—«Non,» reprit-il en l'interrompant, «vous avez eu peur de ma souffrance. Hé bien! regardez-la et regardez-moi… Je sais tout, je comprends tout,—et je vis, et je vivrai. Je ne suis plus à l'âge où l'on ne sait pas renoncer au bonheur! Mais à mon âge aussi, on a faim et soif de vérité; et la vérité, Juliette, c'est qu'encore une fois vous ne m'aimez plus, que vous en aimez un autre. Si j'ai voulu en avoir une preuve décisive, irréfutable, c'est pour avoir le droit de vous dire, sans un reproche, sans une amertume: Vous êtes libre. Faites de votre liberté l'usage que vous voulez… Tout, entendez-vous? tout est préférable à cette faiblesse morale qui vous empêche depuis si longtemps de regarder votre cœur courageusement, tout vaut mieux que cette pitié qui fait si mal, que ces fluctuations entre des sentiments contraires qui vous ont amenée à quoi? à me faire, à moi, dont vous connaissez, dont vous respectez la tendresse, le plus mortel affront.»

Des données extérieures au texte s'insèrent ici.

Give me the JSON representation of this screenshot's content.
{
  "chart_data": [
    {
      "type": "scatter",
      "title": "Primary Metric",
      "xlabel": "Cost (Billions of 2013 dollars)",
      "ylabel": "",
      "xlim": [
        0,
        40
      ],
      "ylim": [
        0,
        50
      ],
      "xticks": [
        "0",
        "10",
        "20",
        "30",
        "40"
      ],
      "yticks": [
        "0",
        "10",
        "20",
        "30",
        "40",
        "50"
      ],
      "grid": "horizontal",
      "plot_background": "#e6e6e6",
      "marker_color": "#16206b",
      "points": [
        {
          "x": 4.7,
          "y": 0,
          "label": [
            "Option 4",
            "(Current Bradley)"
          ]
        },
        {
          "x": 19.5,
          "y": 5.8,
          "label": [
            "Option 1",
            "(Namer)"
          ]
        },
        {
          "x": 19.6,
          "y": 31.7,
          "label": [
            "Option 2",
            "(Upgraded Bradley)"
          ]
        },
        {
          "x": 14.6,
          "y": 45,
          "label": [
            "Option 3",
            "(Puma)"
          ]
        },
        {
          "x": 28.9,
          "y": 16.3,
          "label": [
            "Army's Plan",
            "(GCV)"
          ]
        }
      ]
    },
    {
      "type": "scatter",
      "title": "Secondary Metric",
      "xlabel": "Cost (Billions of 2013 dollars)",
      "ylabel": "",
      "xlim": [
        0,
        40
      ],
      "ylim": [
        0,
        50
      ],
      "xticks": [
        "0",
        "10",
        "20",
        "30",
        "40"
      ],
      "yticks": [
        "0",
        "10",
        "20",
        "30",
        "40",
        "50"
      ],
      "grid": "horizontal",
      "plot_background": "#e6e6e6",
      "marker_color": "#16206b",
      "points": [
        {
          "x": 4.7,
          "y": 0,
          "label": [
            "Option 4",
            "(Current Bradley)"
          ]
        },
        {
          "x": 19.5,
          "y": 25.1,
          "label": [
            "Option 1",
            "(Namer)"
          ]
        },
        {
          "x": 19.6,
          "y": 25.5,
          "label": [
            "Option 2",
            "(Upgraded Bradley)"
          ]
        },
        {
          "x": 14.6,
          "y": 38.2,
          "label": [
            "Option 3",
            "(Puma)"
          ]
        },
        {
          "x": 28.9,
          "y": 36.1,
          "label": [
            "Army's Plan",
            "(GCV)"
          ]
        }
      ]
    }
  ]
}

—«Le plus mortel affront?…» répéta-t-elle. Que soupçonnait-il donc de ses rapports avec Casal? Qu'allait-il lui dire? Elle insista, tremblante: «Expliquez-vous…»
—«Lisez cette lettre,» répondit-il, en lui tendant une feuille de papier sur laquelle ses yeux égarés reconnurent l'écriture de Raymond et la teneur du billet dont elle avait reçu la copie, «et répondez-moi. Je peux tout entendre et vous devez tout me dire. Oui ou non, est-ce vous qui lui avez demandé de m'écrire ces excuses? Car, de lui-même, jamais il ne me les aurait faites.»
—«C'est moi,» dit-elle après un effort. «Pardonnez-moi, Henry, j'étais folle. Vous m'aviez repoussée si durement. Je n'avais plus que cet espoir, que ce faible espoir d'empêcher ce duel.»
—«Et vous n'avez pas réfléchi que si je les acceptais, ces excuses, cet homme croirait que j'avais eu peur et que je vous avais poussée à cette démarche?»
—«Non, Henry,» s'écria-t-elle, «je vous affirme qu'il n'a pas pensé cela une minute. Il vous sait si brave, et puis, il lui a suffi de me regarder pour comprendre que je n'avais pas ma raison, que j'étais en proie à toute la fièvre du désespoir…»
—«Ah!» reprit le comte, «il vous a vue hier?»
—«Oui!» dit-elle avec un nouvel effort.
—«Ici?» demanda Poyanne à qui cette question fit visiblement mal a formuler.
—«Non,» répondit-elle, cette fois avec la résolution d'une femme qui en a assez de toutes les hypocrisies, et qui maintenant préfère se perdre et ne plus tromper.